Milton is the managing owner of Zapatas - a Florida boy who knocked around Asia for several years before buying into the Suzhou restaurant business. He is the gentleman in the DJ's booth in the photo at top. Milton turned around a struggling, if not failing, operation by following a very simple rule - talking to his customers and working very, very hard to give them what they wanted. To the point where his patrons actually participate in the business. For example, every Sunday is a barbeque that is coordinated by an expat from Texas. Every Thursday is quiz night, organized by quixotic Brit named Duncan.
For the anniversary party, Milton invited all the regulars for an hour of free drinks.
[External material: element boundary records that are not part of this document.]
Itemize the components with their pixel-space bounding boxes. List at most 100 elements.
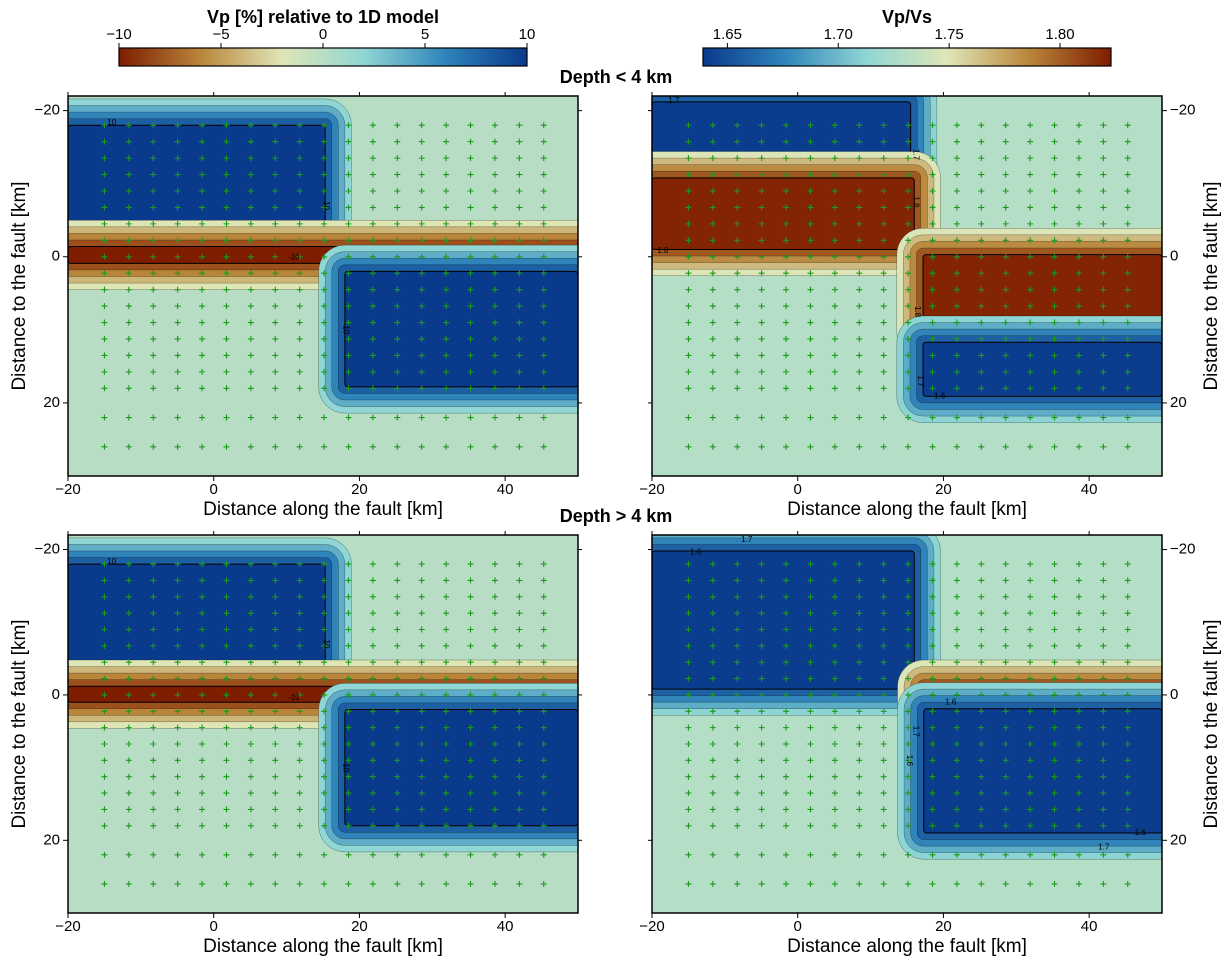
station xyxy=(1100,303,1107,310)
station xyxy=(1027,593,1034,600)
station xyxy=(1051,122,1058,129)
station xyxy=(709,335,716,342)
station xyxy=(321,740,328,747)
station xyxy=(758,691,765,698)
station xyxy=(807,414,814,421)
station xyxy=(905,675,912,682)
station xyxy=(345,204,352,211)
station xyxy=(783,220,790,227)
station xyxy=(272,659,279,666)
station xyxy=(1124,352,1131,359)
station xyxy=(1002,675,1009,682)
station xyxy=(345,740,352,747)
station xyxy=(223,253,230,260)
station xyxy=(1027,138,1034,145)
station xyxy=(516,368,523,375)
station xyxy=(516,352,523,359)
station xyxy=(953,352,960,359)
y-tick-label: 0 xyxy=(1170,248,1178,265)
station xyxy=(540,806,547,813)
station xyxy=(856,806,863,813)
station xyxy=(150,414,157,421)
station xyxy=(101,286,108,293)
station xyxy=(1051,757,1058,764)
station xyxy=(978,880,985,887)
station xyxy=(491,270,498,277)
station xyxy=(709,773,716,780)
station xyxy=(978,204,985,211)
station xyxy=(272,220,279,227)
station xyxy=(125,822,132,829)
station xyxy=(953,138,960,145)
station xyxy=(223,237,230,244)
station xyxy=(1051,286,1058,293)
station xyxy=(1100,790,1107,797)
station xyxy=(369,352,376,359)
station xyxy=(150,880,157,887)
station xyxy=(369,675,376,682)
station xyxy=(1124,642,1131,649)
station xyxy=(223,593,230,600)
station xyxy=(1124,237,1131,244)
station xyxy=(321,171,328,178)
region xyxy=(652,550,915,690)
station xyxy=(394,188,401,194)
station xyxy=(1075,204,1082,211)
station xyxy=(758,593,765,600)
station xyxy=(905,740,912,747)
station xyxy=(1075,773,1082,780)
station xyxy=(1124,138,1131,145)
station xyxy=(101,171,108,178)
station xyxy=(272,790,279,797)
station xyxy=(101,122,108,129)
station xyxy=(491,204,498,211)
station xyxy=(905,171,912,178)
station xyxy=(296,790,303,797)
station xyxy=(296,155,303,162)
station xyxy=(978,319,985,326)
station xyxy=(516,724,523,731)
station xyxy=(150,385,157,392)
station xyxy=(321,220,328,227)
station xyxy=(296,642,303,649)
station xyxy=(345,806,352,813)
station xyxy=(345,626,352,633)
station xyxy=(1002,188,1009,194)
station xyxy=(516,740,523,747)
station xyxy=(1075,138,1082,145)
station xyxy=(880,561,887,568)
station xyxy=(394,335,401,342)
station xyxy=(1027,237,1034,244)
station xyxy=(491,659,498,666)
station xyxy=(953,708,960,715)
station xyxy=(199,138,206,145)
station xyxy=(709,155,716,162)
station xyxy=(540,443,547,450)
station xyxy=(1075,822,1082,829)
station xyxy=(1027,626,1034,633)
station xyxy=(783,171,790,178)
station xyxy=(734,335,741,342)
station xyxy=(1100,155,1107,162)
station xyxy=(125,708,132,715)
station xyxy=(223,642,230,649)
y-axis-label: Distance to the fault [km] xyxy=(9,181,30,390)
station xyxy=(807,220,814,227)
station xyxy=(1124,593,1131,600)
station xyxy=(734,773,741,780)
station xyxy=(1124,253,1131,260)
station xyxy=(491,385,498,392)
station xyxy=(905,851,912,858)
station xyxy=(296,138,303,145)
station xyxy=(905,610,912,617)
station xyxy=(223,155,230,162)
station xyxy=(880,171,887,178)
station xyxy=(1100,352,1107,359)
station xyxy=(101,253,108,260)
station xyxy=(807,757,814,764)
station xyxy=(150,352,157,359)
station xyxy=(516,319,523,326)
station xyxy=(783,270,790,277)
station xyxy=(1027,851,1034,858)
station xyxy=(831,335,838,342)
He also hired some traditional Chinese Lion Dancers to entertain the crowd. The photos do not do the Lion Dancers justice. They snaked their way through the crowd as they danced and performed acrobatics to the beat of their drum corps.
The photo below would be the drum corps.
The main bar at Zapata's features retractable railings - railings that can be extended so the bar can be used stage for dancing. The original owners intended the place to be a dance club....a concept more suited to Shanghai and it's younger crowd than to Suzhou's typically middle-aged expat community. Normally, the railing stays lowered. But on anniversary night, the railings were extended and the bar became a stage. The customers become performers. The group below is just getting started in a rendition of the YMCA. That's right...the Village People version of the YMCA from the 1970s. It may not be "cool", but it was fun.
Below is a photo of Theresa with two of the key characters in our story. At right is Milton, the managing owner of Zapata's. At left is Duncan, the host of the Thursday quiz night and the guy who is always there...part employee and part patron.
The place was rocking until the wee hours of the morning. We left relatively early at about 1:00am (which is super late for us) with another couple that lives in our apartment building. At 1:00 am in the morning, it was mostly quiet in Suzhou but not totally quiet. The welders and steelworkers were still hard at work high up in the pair-of-pants construction site. The taxi drivers were washing their taxis with water dipped by the bucket from the fountains outside the apartment complex. The night watchman for the apartment complex was sleeping peacefully at his chair in the guardhouse. we were able to sneak through the open gate without waking him.